Listening to them, Corkrey shrugs his shoulders. He put himself on the line to change his city's reputation. But now, with his son in jail, he feels more used than useful. "What my son did was wrong," he admits. "But the punishment should fit the crime."

He's asked what he thinks about the argument that these stiff sentences are necessary to stamp out the final embers of soccer violence.

"Hooliganism is an illness," he says. "It may be in remission, but it can come back at any time."

Shaun Assael is a senior writer for ESPN The Magazine.

Re: How a US reporter viewed the Chelsea trials

Wed Jun 08, 2011 4:59 pm

Well written Corky. The bit I picked up is why do we have to liaise with police when we were all set-up by the police at Chelsea by letting the fans out together and the sentences didnt fit the crimes (Pedos now getting warnings - throw a punch at football and get jailed). Its time not to liaise with the police anymore and get back to the transit vans and mini buses in protest by going on away trips to various bars in the city centre and not informing the police. A lot of people would not disagree but thats my view. I never trust the police. :o :o :o

Re: How a US reporter viewed the Chelsea trials

Wed Jun 08, 2011 5:19 pm

I think I may go and watch my football in Poland from next season!

Re: " How a US Reporter Viewed the Chelsea/Cardiff Trials "

Wed Jun 08, 2011 6:59 pm

Thanks Paul for giving us that insight into how the events in Chelsea were perceived by outsiders. This quite possiibly will be the incident that killed off hooliganism once and for all but with trips to WHU, Brighton and Soton to come next season I doubt it will be! Every one of us knows the score so lets hope a corner has been turned.

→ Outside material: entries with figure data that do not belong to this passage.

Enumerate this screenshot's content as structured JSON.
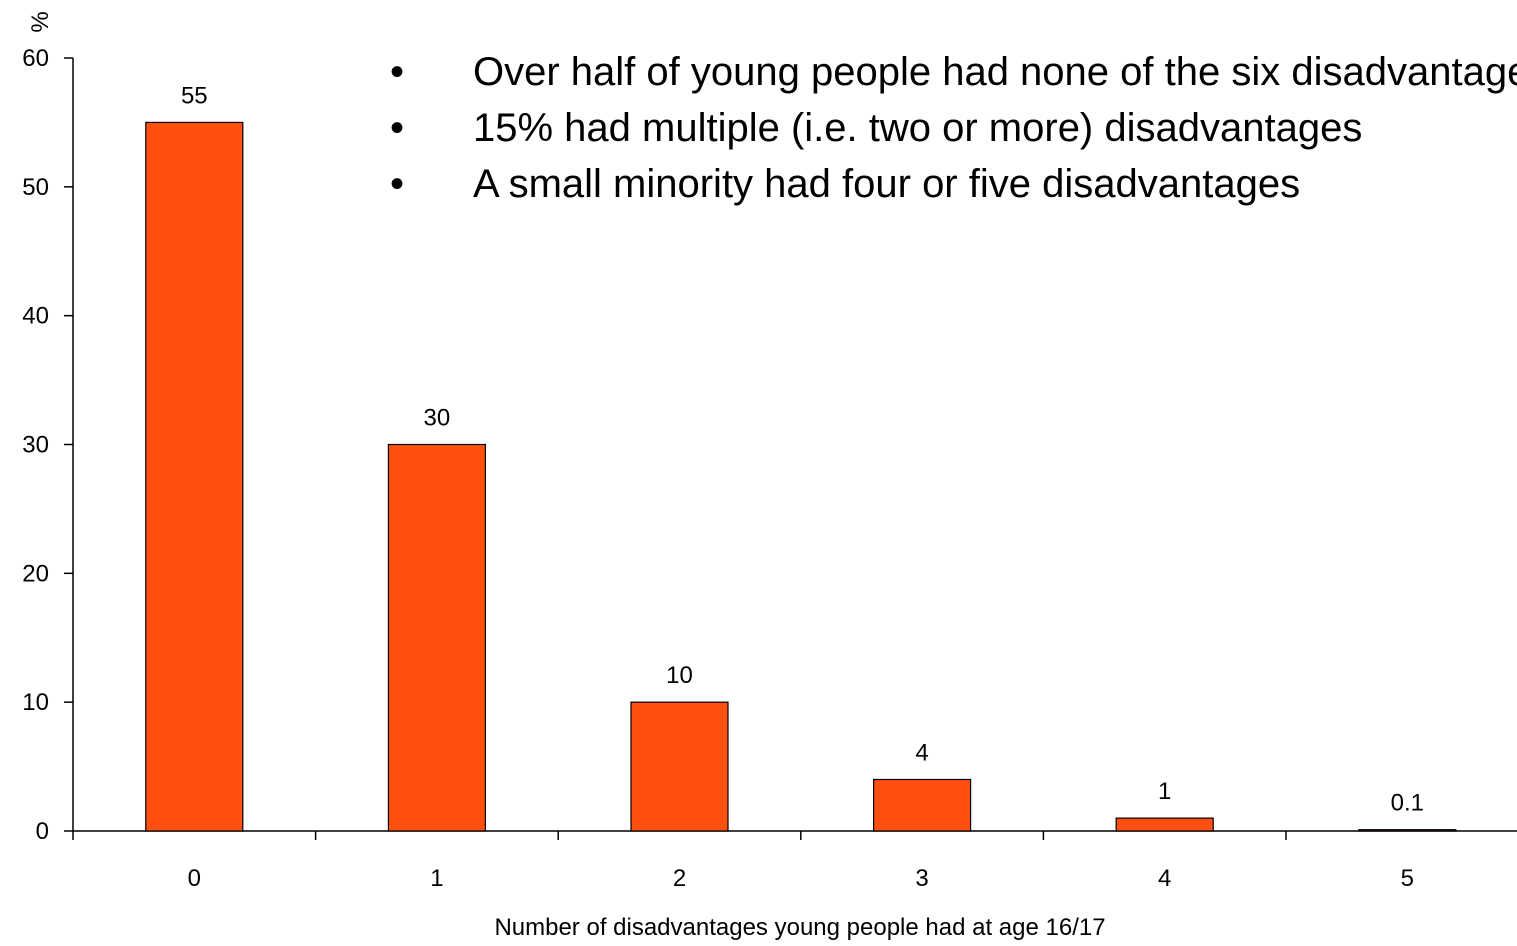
{
  "chart_data": {
    "type": "bar",
    "categories": [
      "0",
      "1",
      "2",
      "3",
      "4",
      "5"
    ],
    "values": [
      55,
      30,
      10,
      4,
      1,
      0.1
    ],
    "data_labels": [
      "55",
      "30",
      "10",
      "4",
      "1",
      "0.1"
    ],
    "title": "",
    "xlabel": "Number of disadvantages young people had at age 16/17",
    "ylabel": "%",
    "ylim": [
      0,
      60
    ],
    "yticks": [
      0,
      10,
      20,
      30,
      40,
      50,
      60
    ],
    "grid": false,
    "legend": "none",
    "bar_color": "#ff5010",
    "bar_edge_color": "#000000",
    "annotations": [
      "Over half of young people had none of the six disadvantages",
      "15% had multiple (i.e. two or more) disadvantages",
      "A small minority had four or five disadvantages"
    ]
  }
}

Re: " How a US Reporter Viewed the Chelsea/Cardiff Trials "

Wed Jun 08, 2011 7:10 pm

I don't think we will ever see total trouble free games especially derby matches....not talking about Cardiff but fans in general...there is so much rivalry in football...United and Leeds or West Ham Millwall, Brum and Villa, Stoke and Wolves etc etc.

The Americanisation of the item is funny in parts and his misunderstanding of how we tried to turn things around at Cardiff but although there are a few errors it gives an alternative view on things and does not point all the blame on the fans.

Re: " How a US Reporter Viewed the Chelsea/Cardiff Trials "

Wed Jun 08, 2011 7:18 pm

Very well put, makes you wake up and smell the coffee.... :ayatollah: :ayatollah:

Re: " How a US Reporter Viewed the Chelsea/Cardiff Trials "

Wed Jun 08, 2011 7:52 pm

2 fixtures next year stick out in my mind, as i'm sure they do in everyone else's:

West Ham vs Millwall
Millwall vs West Ham

Re: " How a US Reporter Viewed the Chelsea/Cardiff Trials "

Wed Jun 08, 2011 8:08 pm

enjoyed that. great read :ayatollah:

Re: " How a US Reporter Viewed the Chelsea/Cardiff Trials "

Wed Jun 08, 2011 8:30 pm

A good account in my opinion!

Re: " How a US Reporter Viewed the Chelsea/Cardiff Trials "

Wed Jun 08, 2011 9:36 pm

A good read.
Its exactly what I thought at the time of the Chelsea game. The whole thing stunk of a set-up.

Its obvious they just wanted to get another load of us out of the way for a couple of years. :evil:

Re: " How a US Reporter Viewed the Chelsea/Cardiff Trials "

Thu Jun 09, 2011 1:47 am

Good read that one Corky boy.














:old: AND SLEEPLESS IN CANTON. :lol: :lol: :lol:

Re: " How a US Reporter Viewed the Chelsea/Cardiff Trials "

Thu Jun 09, 2011 7:13 am

Very interesting. Not too much wrong with it considering he's a Yank and has no idea what our old bill and the vermin who plagued football for years in this country are like.

Re: " How a US Reporter Viewed the Chelsea/Cardiff Trials "

Thu Jun 09, 2011 8:13 am

A good read that. Very Americanised though. But to put it bluntly it was a set up by the Police and authorities full stop.